Obviously, they've got to find Atlantis, and, obviously, it's got to have a babely princess (the somewhat freakishly white-haired, blue-tattooed Kida), plus an ancient king (Leonard Nimoy, Trekkies take note) who imparts a few prophecies before kicking the bucket. Standard stuff. What's not so standard for a Disney animated feature is the absence of song and the heightened action-adventure vibe, which ought to keep bored boys from squirming in their seats. Peppy, special-powered Kida and scrawny, bespectacled Milo make a cute couple—since Atlantis' romance is no less calculatingly targeted at girls.

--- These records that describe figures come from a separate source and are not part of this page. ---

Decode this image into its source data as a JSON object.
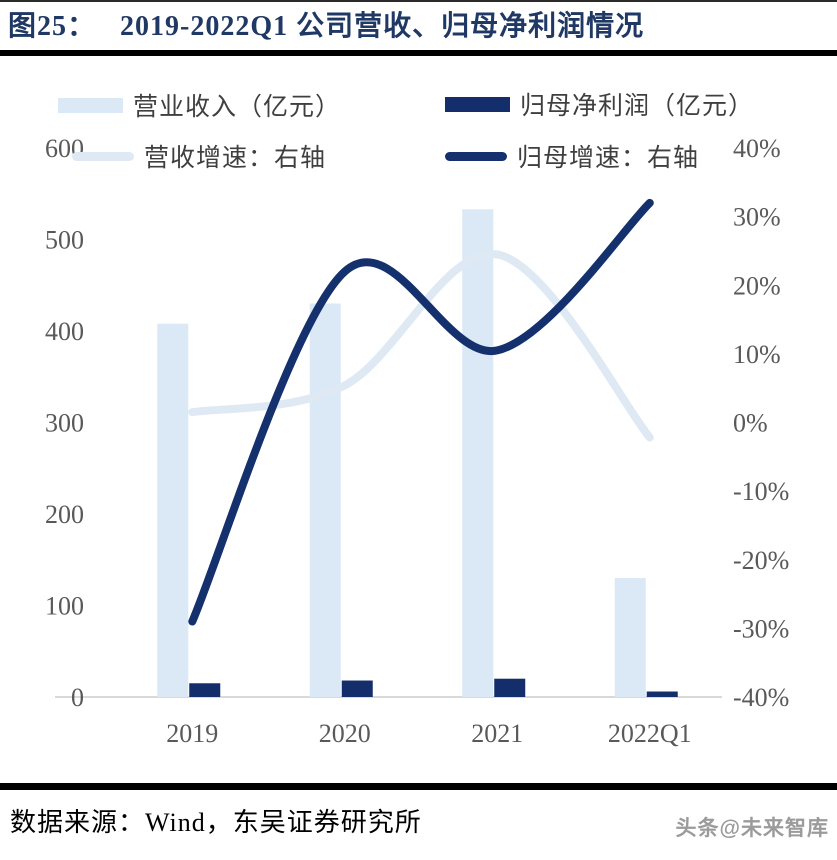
{
  "header": {
    "figure_label": "图25：",
    "title": "2019-2022Q1 公司营收、归母净利润情况"
  },
  "colors": {
    "revenue_bar": "#dbe8f6",
    "profit_bar": "#132e6b",
    "revenue_growth_line": "#dfe9f4",
    "profit_growth_line": "#14316e",
    "title_text": "#1f3864",
    "tick_text": "#595959",
    "axis_line": "#d9d9d9"
  },
  "legend": {
    "items": [
      {
        "label": "营业收入（亿元）",
        "swatch": "bar",
        "color": "#dbe8f6"
      },
      {
        "label": "归母净利润（亿元）",
        "swatch": "bar",
        "color": "#132e6b"
      },
      {
        "label": "营收增速：右轴",
        "swatch": "line",
        "color": "#dfe9f4"
      },
      {
        "label": "归母增速：右轴",
        "swatch": "line",
        "color": "#14316e"
      }
    ]
  },
  "chart_data": {
    "type": "combo",
    "title": "图25：2019-2022Q1 公司营收、归母净利润情况",
    "categories": [
      "2019",
      "2020",
      "2021",
      "2022Q1"
    ],
    "series": [
      {
        "name": "营业收入（亿元）",
        "type": "bar",
        "axis": "left",
        "color": "#dbe8f6",
        "values": [
          408,
          430,
          533,
          130
        ]
      },
      {
        "name": "归母净利润（亿元）",
        "type": "bar",
        "axis": "left",
        "color": "#132e6b",
        "values": [
          15,
          18,
          20,
          6
        ]
      },
      {
        "name": "营收增速：右轴",
        "type": "line",
        "axis": "right",
        "color": "#dfe9f4",
        "values": [
          1.5,
          5.4,
          24.5,
          -2.2
        ]
      },
      {
        "name": "归母增速：右轴",
        "type": "line",
        "axis": "right",
        "color": "#14316e",
        "values": [
          -29,
          22,
          10.5,
          32
        ]
      }
    ],
    "left_axis": {
      "min": 0,
      "max": 600,
      "step": 100,
      "ticks": [
        "0",
        "100",
        "200",
        "300",
        "400",
        "500",
        "600"
      ],
      "unit": "亿元"
    },
    "right_axis": {
      "min": -40,
      "max": 40,
      "step": 10,
      "ticks": [
        "-40%",
        "-30%",
        "-20%",
        "-10%",
        "0%",
        "10%",
        "20%",
        "30%",
        "40%"
      ],
      "unit": "%"
    },
    "grid": false,
    "legend_position": "top"
  },
  "footer": {
    "source": "数据来源：Wind，东吴证券研究所",
    "watermark": "头条@未来智库"
  }
}
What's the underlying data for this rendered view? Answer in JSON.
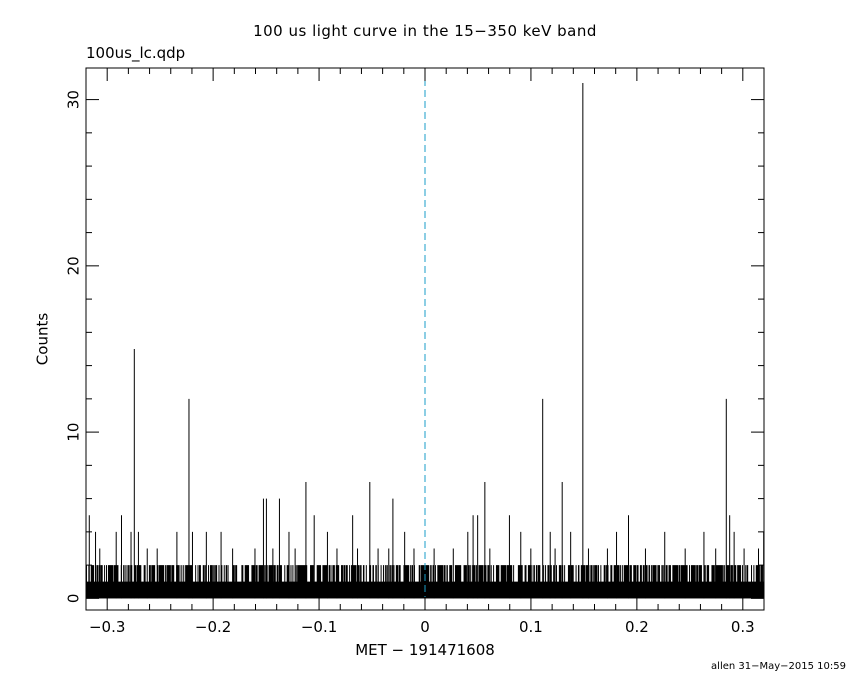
{
  "header": {
    "title": "100 us light curve in the 15−350 keV band",
    "filename": "100us_lc.qdp"
  },
  "footer": {
    "stamp": "allen 31−May−2015 10:59"
  },
  "chart_data": {
    "type": "bar",
    "title": "100 us light curve in the 15−350 keV band",
    "xlabel": "MET − 191471608",
    "ylabel": "Counts",
    "xlim": [
      -0.32,
      0.32
    ],
    "ylim": [
      -0.7,
      31.9
    ],
    "xticks": [
      {
        "value": -0.3,
        "label": "−0.3"
      },
      {
        "value": -0.2,
        "label": "−0.2"
      },
      {
        "value": -0.1,
        "label": "−0.1"
      },
      {
        "value": 0,
        "label": "0"
      },
      {
        "value": 0.1,
        "label": "0.1"
      },
      {
        "value": 0.2,
        "label": "0.2"
      },
      {
        "value": 0.3,
        "label": "0.3"
      }
    ],
    "yticks": [
      {
        "value": 0,
        "label": "0"
      },
      {
        "value": 10,
        "label": "10"
      },
      {
        "value": 20,
        "label": "20"
      },
      {
        "value": 30,
        "label": "30"
      }
    ],
    "bin_width": 0.0001,
    "baseline_counts_range": [
      0,
      2
    ],
    "spikes": [
      {
        "x": -0.3169,
        "y": 5
      },
      {
        "x": -0.311,
        "y": 4
      },
      {
        "x": -0.307,
        "y": 3
      },
      {
        "x": -0.2915,
        "y": 4
      },
      {
        "x": -0.2865,
        "y": 5
      },
      {
        "x": -0.2775,
        "y": 4
      },
      {
        "x": -0.2744,
        "y": 15
      },
      {
        "x": -0.2705,
        "y": 4
      },
      {
        "x": -0.2622,
        "y": 3
      },
      {
        "x": -0.2528,
        "y": 3
      },
      {
        "x": -0.2342,
        "y": 4
      },
      {
        "x": -0.2228,
        "y": 12
      },
      {
        "x": -0.2195,
        "y": 4
      },
      {
        "x": -0.2064,
        "y": 4
      },
      {
        "x": -0.1925,
        "y": 4
      },
      {
        "x": -0.1816,
        "y": 3
      },
      {
        "x": -0.1605,
        "y": 3
      },
      {
        "x": -0.1525,
        "y": 6
      },
      {
        "x": -0.1497,
        "y": 6
      },
      {
        "x": -0.1436,
        "y": 3
      },
      {
        "x": -0.1374,
        "y": 6
      },
      {
        "x": -0.1284,
        "y": 4
      },
      {
        "x": -0.1226,
        "y": 3
      },
      {
        "x": -0.1124,
        "y": 7
      },
      {
        "x": -0.1046,
        "y": 5
      },
      {
        "x": -0.0921,
        "y": 4
      },
      {
        "x": -0.0831,
        "y": 3
      },
      {
        "x": -0.0683,
        "y": 5
      },
      {
        "x": -0.0637,
        "y": 3
      },
      {
        "x": -0.0521,
        "y": 7
      },
      {
        "x": -0.0443,
        "y": 3
      },
      {
        "x": -0.0342,
        "y": 3
      },
      {
        "x": -0.0303,
        "y": 6
      },
      {
        "x": -0.0192,
        "y": 4
      },
      {
        "x": -0.0104,
        "y": 3
      },
      {
        "x": 0.0086,
        "y": 3
      },
      {
        "x": 0.0267,
        "y": 3
      },
      {
        "x": 0.0404,
        "y": 4
      },
      {
        "x": 0.0454,
        "y": 5
      },
      {
        "x": 0.0497,
        "y": 5
      },
      {
        "x": 0.0565,
        "y": 7
      },
      {
        "x": 0.0612,
        "y": 3
      },
      {
        "x": 0.0797,
        "y": 5
      },
      {
        "x": 0.0904,
        "y": 4
      },
      {
        "x": 0.0999,
        "y": 3
      },
      {
        "x": 0.1111,
        "y": 12
      },
      {
        "x": 0.1182,
        "y": 4
      },
      {
        "x": 0.1228,
        "y": 3
      },
      {
        "x": 0.1295,
        "y": 7
      },
      {
        "x": 0.1375,
        "y": 4
      },
      {
        "x": 0.149,
        "y": 31
      },
      {
        "x": 0.1543,
        "y": 3
      },
      {
        "x": 0.1722,
        "y": 3
      },
      {
        "x": 0.1808,
        "y": 4
      },
      {
        "x": 0.1921,
        "y": 5
      },
      {
        "x": 0.2081,
        "y": 3
      },
      {
        "x": 0.2263,
        "y": 4
      },
      {
        "x": 0.2456,
        "y": 3
      },
      {
        "x": 0.2633,
        "y": 4
      },
      {
        "x": 0.2744,
        "y": 3
      },
      {
        "x": 0.2844,
        "y": 12
      },
      {
        "x": 0.2876,
        "y": 5
      },
      {
        "x": 0.2918,
        "y": 4
      },
      {
        "x": 0.3012,
        "y": 3
      },
      {
        "x": 0.3148,
        "y": 3
      },
      {
        "x": 0.3197,
        "y": 4
      }
    ],
    "trigger_line": {
      "x": 0,
      "style": "dashed",
      "color": "#1a9ec9"
    },
    "series_color": "#000000",
    "grid": false
  }
}
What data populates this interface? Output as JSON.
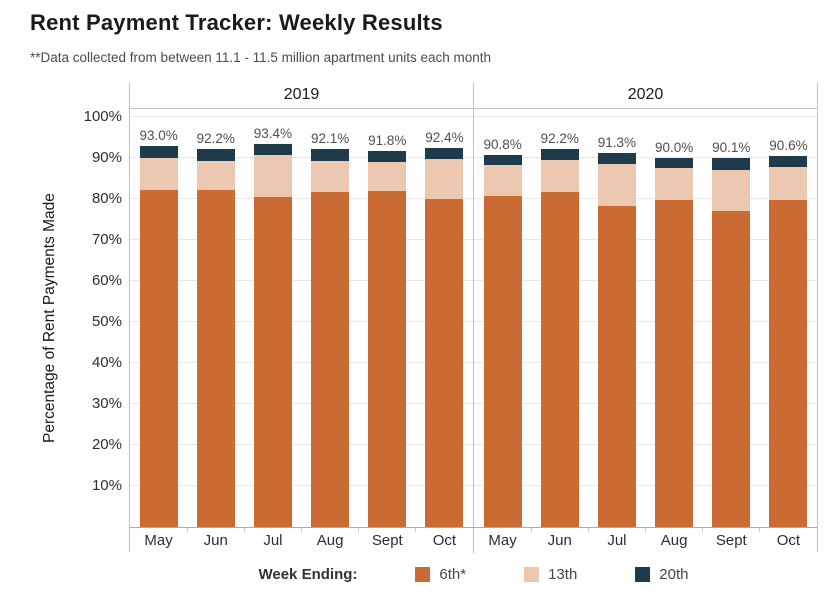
{
  "title": "Rent Payment Tracker: Weekly Results",
  "subtitle": "**Data collected from between 11.1 - 11.5 million apartment units each month",
  "legend": {
    "title": "Week Ending:",
    "items": [
      {
        "label": "6th*",
        "color": "#C96B33"
      },
      {
        "label": "13th",
        "color": "#EBC8AF"
      },
      {
        "label": "20th",
        "color": "#1F3A4A"
      }
    ]
  },
  "chart_data": {
    "type": "bar",
    "stacked": true,
    "title": "Rent Payment Tracker: Weekly Results",
    "ylabel": "Percentage of Rent Payments Made",
    "xlabel": "",
    "ylim": [
      0,
      102
    ],
    "ytick_step": 10,
    "ytick_suffix": "%",
    "grid": true,
    "legend_position": "bottom",
    "groups": [
      {
        "year": "2019",
        "categories": [
          "May",
          "Jun",
          "Jul",
          "Aug",
          "Sept",
          "Oct"
        ]
      },
      {
        "year": "2020",
        "categories": [
          "May",
          "Jun",
          "Jul",
          "Aug",
          "Sept",
          "Oct"
        ]
      }
    ],
    "series": [
      {
        "name": "6th*",
        "color": "#C96B33",
        "values": [
          [
            82.2,
            82.1,
            80.5,
            81.7,
            81.9,
            80.0
          ],
          [
            80.8,
            81.6,
            78.2,
            79.8,
            77.1,
            79.8
          ]
        ]
      },
      {
        "name": "13th",
        "color": "#EBC8AF",
        "values": [
          [
            7.8,
            7.2,
            10.3,
            7.6,
            7.2,
            9.8
          ],
          [
            7.4,
            8.0,
            10.4,
            7.8,
            10.1,
            8.0
          ]
        ]
      },
      {
        "name": "20th",
        "color": "#1F3A4A",
        "values": [
          [
            3.0,
            2.9,
            2.6,
            2.8,
            2.7,
            2.6
          ],
          [
            2.6,
            2.6,
            2.7,
            2.4,
            2.9,
            2.8
          ]
        ]
      }
    ],
    "totals": [
      [
        "93.0%",
        "92.2%",
        "93.4%",
        "92.1%",
        "91.8%",
        "92.4%"
      ],
      [
        "90.8%",
        "92.2%",
        "91.3%",
        "90.0%",
        "90.1%",
        "90.6%"
      ]
    ]
  }
}
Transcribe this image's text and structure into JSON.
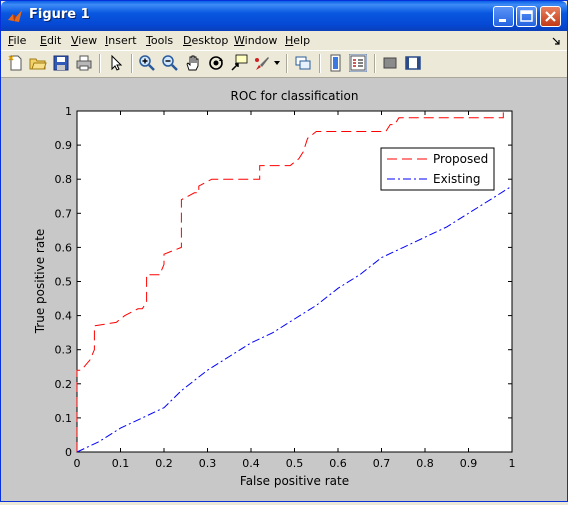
{
  "window": {
    "title": "Figure 1",
    "controls": [
      "minimize",
      "maximize",
      "close"
    ]
  },
  "menu": {
    "items": [
      {
        "first": "F",
        "rest": "ile"
      },
      {
        "first": "E",
        "rest": "dit"
      },
      {
        "first": "V",
        "rest": "iew"
      },
      {
        "first": "I",
        "rest": "nsert"
      },
      {
        "first": "T",
        "rest": "ools"
      },
      {
        "first": "D",
        "rest": "esktop"
      },
      {
        "first": "W",
        "rest": "indow"
      },
      {
        "first": "H",
        "rest": "elp"
      }
    ]
  },
  "toolbar": {
    "icons": [
      "new-figure-icon",
      "open-file-icon",
      "save-icon",
      "print-icon",
      "pointer-icon",
      "zoom-in-icon",
      "zoom-out-icon",
      "pan-hand-icon",
      "rotate-3d-icon",
      "data-cursor-icon",
      "brush-icon",
      "link-plot-icon",
      "colorbar-icon",
      "legend-icon",
      "hide-plot-tools-icon",
      "show-plot-tools-icon"
    ]
  },
  "chart_data": {
    "type": "line",
    "title": "ROC for classification",
    "xlabel": "False positive rate",
    "ylabel": "True positive rate",
    "xlim": [
      0,
      1
    ],
    "ylim": [
      0,
      1
    ],
    "xticks": [
      "0",
      "0.1",
      "0.2",
      "0.3",
      "0.4",
      "0.5",
      "0.6",
      "0.7",
      "0.8",
      "0.9",
      "1"
    ],
    "yticks": [
      "0",
      "0.1",
      "0.2",
      "0.3",
      "0.4",
      "0.5",
      "0.6",
      "0.7",
      "0.8",
      "0.9",
      "1"
    ],
    "legend_position": "top-right",
    "series": [
      {
        "name": "Proposed",
        "color": "#ff0000",
        "dash": "long-dash",
        "x": [
          0,
          0,
          0.01,
          0.03,
          0.04,
          0.04,
          0.09,
          0.11,
          0.14,
          0.15,
          0.16,
          0.16,
          0.18,
          0.19,
          0.2,
          0.2,
          0.24,
          0.24,
          0.27,
          0.28,
          0.28,
          0.31,
          0.42,
          0.42,
          0.49,
          0.51,
          0.52,
          0.53,
          0.55,
          0.56,
          0.71,
          0.72,
          0.73,
          0.74,
          0.78,
          0.81,
          0.93,
          0.94,
          0.98,
          0.98
        ],
        "y": [
          0,
          0.24,
          0.24,
          0.27,
          0.3,
          0.37,
          0.38,
          0.4,
          0.42,
          0.42,
          0.44,
          0.52,
          0.52,
          0.52,
          0.55,
          0.58,
          0.6,
          0.74,
          0.76,
          0.76,
          0.78,
          0.8,
          0.8,
          0.84,
          0.84,
          0.86,
          0.88,
          0.92,
          0.94,
          0.94,
          0.94,
          0.96,
          0.96,
          0.98,
          0.98,
          0.98,
          0.98,
          0.98,
          0.98,
          1
        ]
      },
      {
        "name": "Existing",
        "color": "#0000ff",
        "dash": "dash-dot",
        "x": [
          0,
          0.05,
          0.1,
          0.15,
          0.2,
          0.24,
          0.3,
          0.35,
          0.4,
          0.45,
          0.5,
          0.55,
          0.6,
          0.65,
          0.7,
          0.75,
          0.8,
          0.85,
          0.9,
          0.95,
          1
        ],
        "y": [
          0,
          0.03,
          0.07,
          0.1,
          0.13,
          0.18,
          0.24,
          0.28,
          0.32,
          0.35,
          0.39,
          0.43,
          0.48,
          0.52,
          0.57,
          0.6,
          0.63,
          0.66,
          0.7,
          0.74,
          0.78
        ]
      }
    ]
  }
}
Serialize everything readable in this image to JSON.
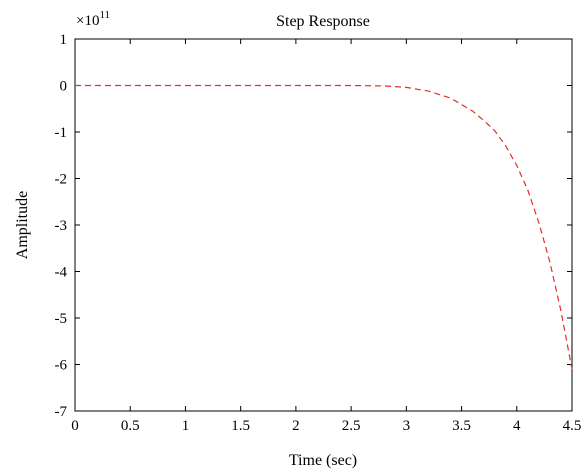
{
  "chart_data": {
    "type": "line",
    "title": "Step Response",
    "xlabel": "Time (sec)",
    "ylabel": "Amplitude",
    "y_exponent_base": "×10",
    "y_exponent_power": "11",
    "xlim": [
      0,
      4.5
    ],
    "ylim": [
      -7,
      1
    ],
    "x_ticks": [
      0,
      0.5,
      1,
      1.5,
      2,
      2.5,
      3,
      3.5,
      4,
      4.5
    ],
    "x_tick_labels": [
      "0",
      "0.5",
      "1",
      "1.5",
      "2",
      "2.5",
      "3",
      "3.5",
      "4",
      "4.5"
    ],
    "y_ticks": [
      1,
      0,
      -1,
      -2,
      -3,
      -4,
      -5,
      -6,
      -7
    ],
    "y_tick_labels": [
      "1",
      "0",
      "-1",
      "-2",
      "-3",
      "-4",
      "-5",
      "-6",
      "-7"
    ],
    "grid": false,
    "series": [
      {
        "line_style": "dashed",
        "color": "#e0302a",
        "x": [
          0,
          0.5,
          1,
          1.5,
          2,
          2.5,
          2.8,
          3.0,
          3.2,
          3.4,
          3.6,
          3.7,
          3.8,
          3.9,
          4.0,
          4.1,
          4.2,
          4.3,
          4.4,
          4.5
        ],
        "y": [
          0,
          0,
          0,
          0,
          0,
          0,
          -0.01,
          -0.04,
          -0.12,
          -0.27,
          -0.55,
          -0.75,
          -0.97,
          -1.3,
          -1.72,
          -2.25,
          -2.95,
          -3.8,
          -4.85,
          -6.1
        ]
      }
    ]
  }
}
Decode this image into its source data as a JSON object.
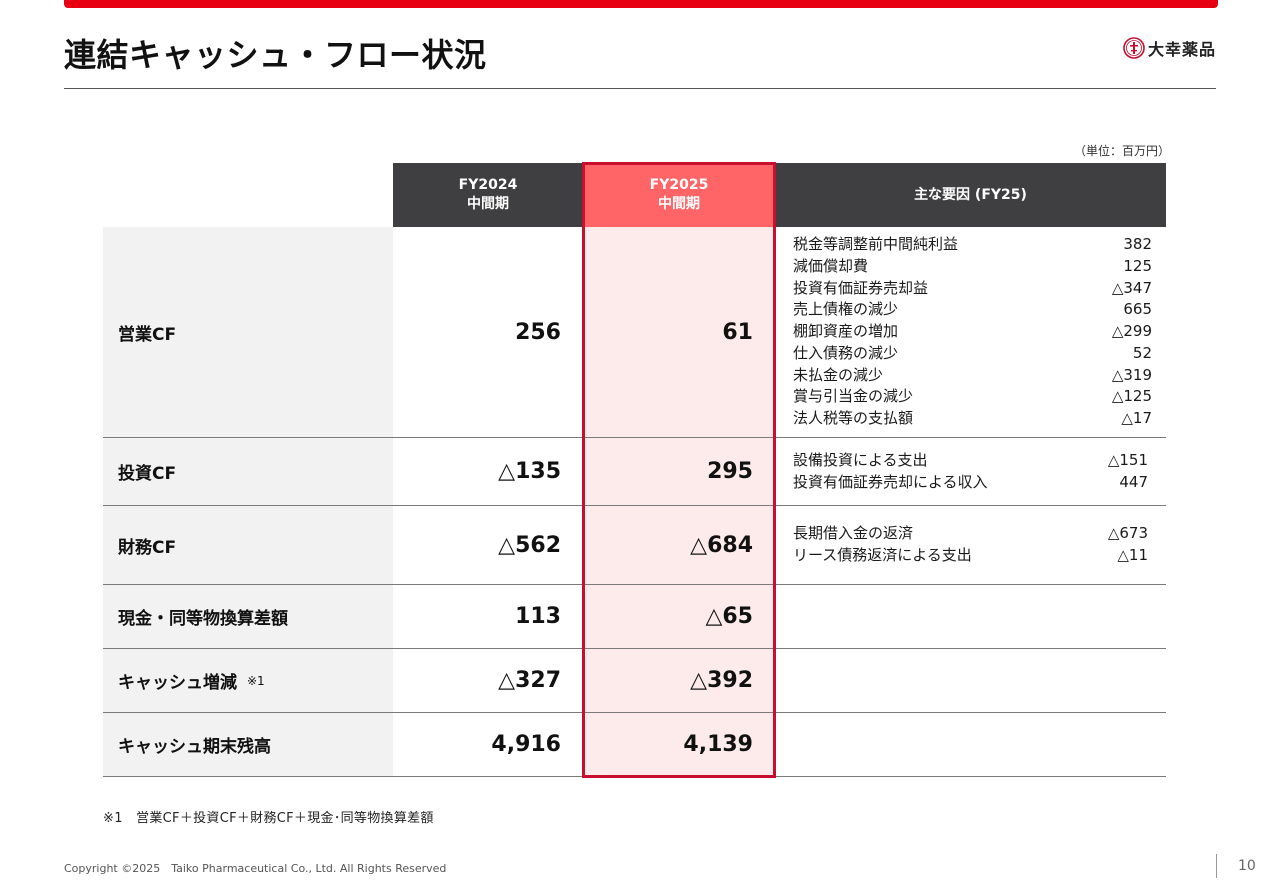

Parents will dig the often beautiful retro-futuristic animation. Atlantis tosses in references to film noir and Disney's own almost forgotten live-action adventure movies (e.g. 20,000 Leagues Under the Sea), but there's only so much fun to be had from fiery explosions, molten lava, magic crystals, and battling a giant robot lobster.The knowingly anachronistic Atlantis is a fine, square PG-rated film, with no lulls or dead spots—which adds up to ho-hum integrity. It's not dull, but neither is it special. Kids will like it, but only if Shrek's sold out.

AS WITH SHREK, where the multimillion dollar animation biz is concerned, press junkets are a serious business. It's almost embarrassing, really, to have Disney's corporate might requesting your humble attendance. (SW declines the quid pro quo of out-of-town studio-sponsored junkets, but we'll interview anyone offering free coffee.) It's also refreshing, in a movie without real stars, to see the craft and thoughtfulness animators bring to their work.

Animated features take years to complete; this one originated in '96, and employs both hand-drawn and CG artwork, co-director Gary Trousdale explains. "We thought, 'Since we can't really make the characters more complex and more shaded . . . why don't we work everything else backwards?' It became the idea to flatten out the backgrounds, to not shade or render everything, but to work more in flat colors." It's a design aesthetic where animators sought "to posterize the work."

Yet Atlantis is one of the few animated features to use the CinemaScope aspect ratio. "Because it was wider, and you could see more, we tended to cut less," says Trousdale. "We had [scenes] that were like 20 or 30 seconds long. It's a little more live-action in that respect." He cites how younger viewers familiar with the Star Wars and Indiana Jones series are accustomed to such techniques. Mentioning the Babe movies and this summer's upcoming Final Fantasy and A.I., he concludes. "It seems like every day . . . the distinction between live-action and animation gets fuzzier."